SBX(parentA, parentB, childA, childB)
{
  childA = parentA; childB = parentB;
   ......
   loop(idx in numGenes)
   {
    if( arma:: randu() < crossProb) //[0]Should I crossover?
      // [1] Skip if gene equal
       if(parentA[idx] == parentB[idx])
          continue; 
       dominant = std::max(childA[idx], childB[idx]);
       recessive = std::min(childA[idx], childB[idx]);
       // Handled 0 division case using [1]
       double beta = 1 + 2 * (recessive - lowerBound[idx])/ (dominant - recessive);
       ....
    else // no crossover in this gene: [0]
       continue
}

Proposed way:

SBX(parentA, parentB, childA, childB)
{
  childA = parentA; childB = parentB;
  arma::uvec idxEqual = (parentA == parentB); //Index for "is the gene equal"?
  arma::uvec idxCrossover  = arma::randu(numGenes, 1) < 0.5; //Index for "should i crossover?"
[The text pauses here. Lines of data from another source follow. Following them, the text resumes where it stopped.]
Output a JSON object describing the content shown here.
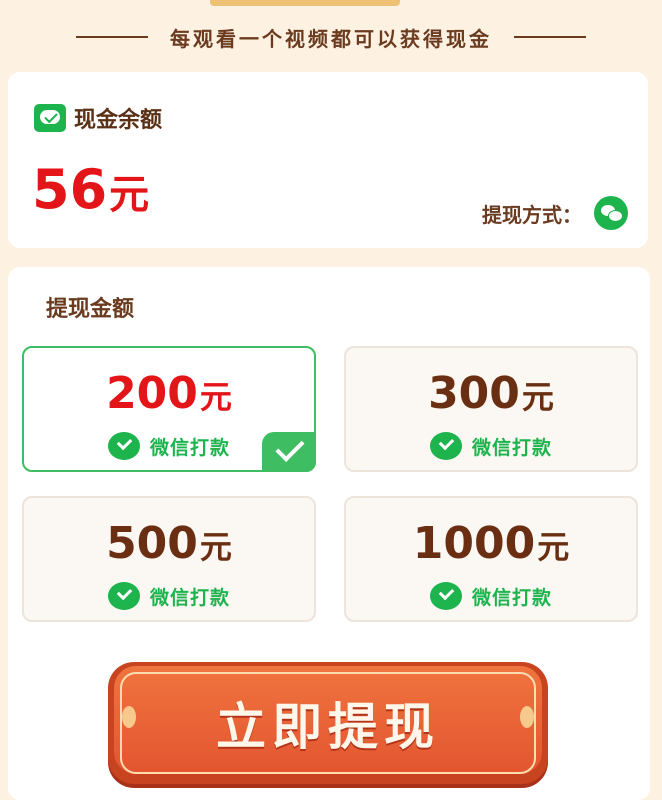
{
  "header": {
    "subtitle": "每观看一个视频都可以获得现金"
  },
  "balance": {
    "label": "现金余额",
    "amount": "56",
    "unit": "元",
    "method_label": "提现方式："
  },
  "withdraw": {
    "title": "提现金额",
    "options": [
      {
        "amount": "200",
        "unit": "元",
        "pay": "微信打款",
        "selected": true
      },
      {
        "amount": "300",
        "unit": "元",
        "pay": "微信打款",
        "selected": false
      },
      {
        "amount": "500",
        "unit": "元",
        "pay": "微信打款",
        "selected": false
      },
      {
        "amount": "1000",
        "unit": "元",
        "pay": "微信打款",
        "selected": false
      }
    ],
    "button_label": "立即提现"
  },
  "colors": {
    "accent_red": "#e31518",
    "wechat_green": "#1db34d",
    "selected_border": "#3fbd63",
    "button_orange": "#e35530",
    "brown_text": "#6a3b1f"
  },
  "icons": {
    "wechat": "wechat-icon",
    "check": "check-icon"
  }
}
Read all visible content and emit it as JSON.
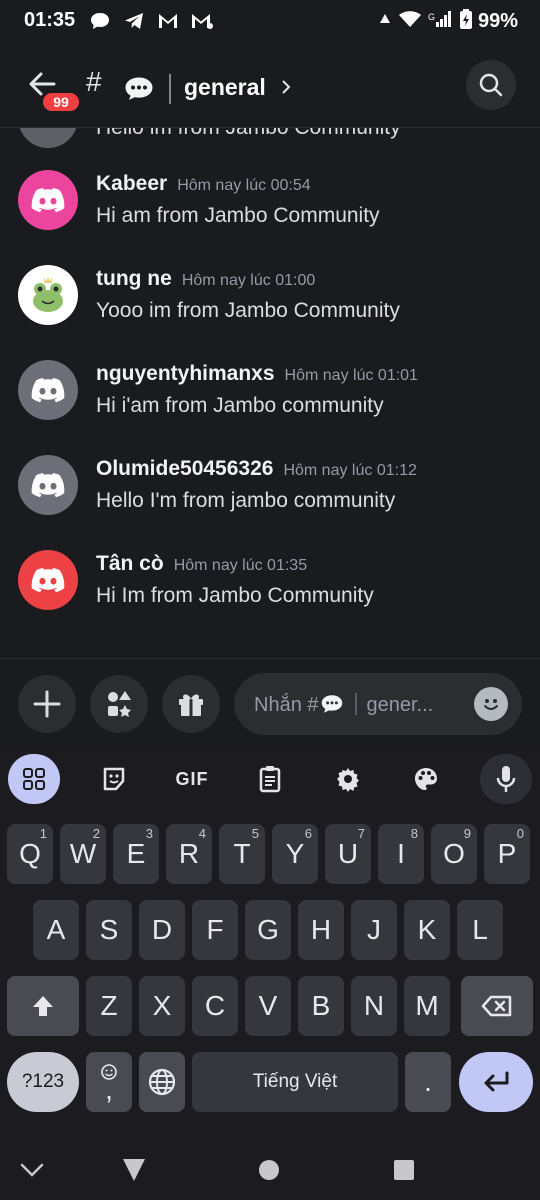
{
  "status_bar": {
    "time": "01:35",
    "battery": "99%",
    "notification_icons": [
      "chat-bubble-icon",
      "telegram-icon",
      "gmail-icon",
      "gmail-icon"
    ],
    "network_label": "G"
  },
  "header": {
    "back_badge": "99",
    "hash": "#",
    "channel_name": "general",
    "chevron": "›"
  },
  "messages": {
    "cut_text": "Hello im from Jambo Community",
    "items": [
      {
        "author": "Kabeer",
        "time": "Hôm nay lúc 00:54",
        "text": "Hi am from Jambo Community",
        "avatar_color": "#eb459e"
      },
      {
        "author": "tung ne",
        "time": "Hôm nay lúc 01:00",
        "text": "Yooo im from Jambo Community",
        "avatar_color": "#ffffff"
      },
      {
        "author": "nguyentyhimanxs",
        "time": "Hôm nay lúc 01:01",
        "text": "Hi i'am from Jambo community",
        "avatar_color": "#6d6f78"
      },
      {
        "author": "Olumide50456326",
        "time": "Hôm nay lúc 01:12",
        "text": "Hello I'm from jambo community",
        "avatar_color": "#6d6f78"
      },
      {
        "author": "Tân cò",
        "time": "Hôm nay lúc 01:35",
        "text": "Hi Im from Jambo Community",
        "avatar_color": "#ed4245"
      }
    ]
  },
  "composer": {
    "placeholder_prefix": "Nhắn #",
    "placeholder_suffix": "gener..."
  },
  "keyboard": {
    "gif_label": "GIF",
    "row1": [
      {
        "l": "Q",
        "n": "1"
      },
      {
        "l": "W",
        "n": "2"
      },
      {
        "l": "E",
        "n": "3"
      },
      {
        "l": "R",
        "n": "4"
      },
      {
        "l": "T",
        "n": "5"
      },
      {
        "l": "Y",
        "n": "6"
      },
      {
        "l": "U",
        "n": "7"
      },
      {
        "l": "I",
        "n": "8"
      },
      {
        "l": "O",
        "n": "9"
      },
      {
        "l": "P",
        "n": "0"
      }
    ],
    "row2": [
      "A",
      "S",
      "D",
      "F",
      "G",
      "H",
      "J",
      "K",
      "L"
    ],
    "row3": [
      "Z",
      "X",
      "C",
      "V",
      "B",
      "N",
      "M"
    ],
    "symbols_label": "?123",
    "emoji_comma_label": ",",
    "space_label": "Tiếng Việt",
    "period_label": "."
  },
  "colors": {
    "accent": "#c2c8f5",
    "badge": "#f23f42",
    "background": "#1a1b1f"
  }
}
  arma::vec dominant = arma::max(parentA, parentB);
  arma::vec recessive = arma::min(parentA, parentB);
 //results in nan where gene is eq
  arma::vec beta = 1 + 2 * (recessive - lowerBound)/(dominant - recessive);
  .........
  // Replace with parents gene where both parents are equal (nan handled).
 childA = childA % (1 - idxEqual) + parentA % idxEqual;
 // Replace with parents where crossover wasn't desirable
 childA = childA % (idxCrossover) + parentA % (1 - idxCrossOver)
....

}

The question I pose is, is this OK? Does this put too much stress on the user? The line of code in the proposed is very less and there are no if blocks, but the final replacement childA = childA % (1 - idxEqual) ... maybe annoying? Let me know your thoughts.

It's possible that without the possibility for loop termination this could be much slower. (It is also possible that it could be faster, depends on the data and the complexity of the operations being done.) So that is probably worth checking.

In any case I think the code is readable either way. I would suggest using the technique that performs better.

Agreed, I would put together a simple benchmark, use armadillo tic/toc or something else and get some numbers; difficult to say at this point if one or the other method is faster, which I think is the main factor here, because I think both are easy to read, I might slight lean towards the if/else case but if both are the same (timing wise), I would say go with whatever you prefer.

I've benchmarked using tic/toc and here are the results.
Note: Input population was generated uniformly
Ratio (vectorised vs normal)

a) numVariables : 5 Ratio: 1.0637184351694362

Timing for normal: 1.626e-05
Timing for vectorised: 1.5286e-05

b) numVariables : 100 Ratio : 1.5724

Timing for normal: 4.9826e-05
Timing for vectorised: 7.835e-05

c) numVariables: 1000 Ratio: 2.3295676804585086

Timing for normal: 0.000271489
Timing for vectorised: 0.000632452

d) numVariables: 1000000(very large number) Ratio: 2.5319350480896023

Timing for normal: 0.185799
Timing for vectorised: 0.470431

Vectorised seems to be increasingly underperforming compared to the usual method. I think the reason is, as @rcurtin mentioned the skip of the loop. As number of variables increases higher chances of a variable being equal.

So, I guess I'll stick to the usual then :) , I think it was important to explore this idea and benchmark it to analyse its feasibility.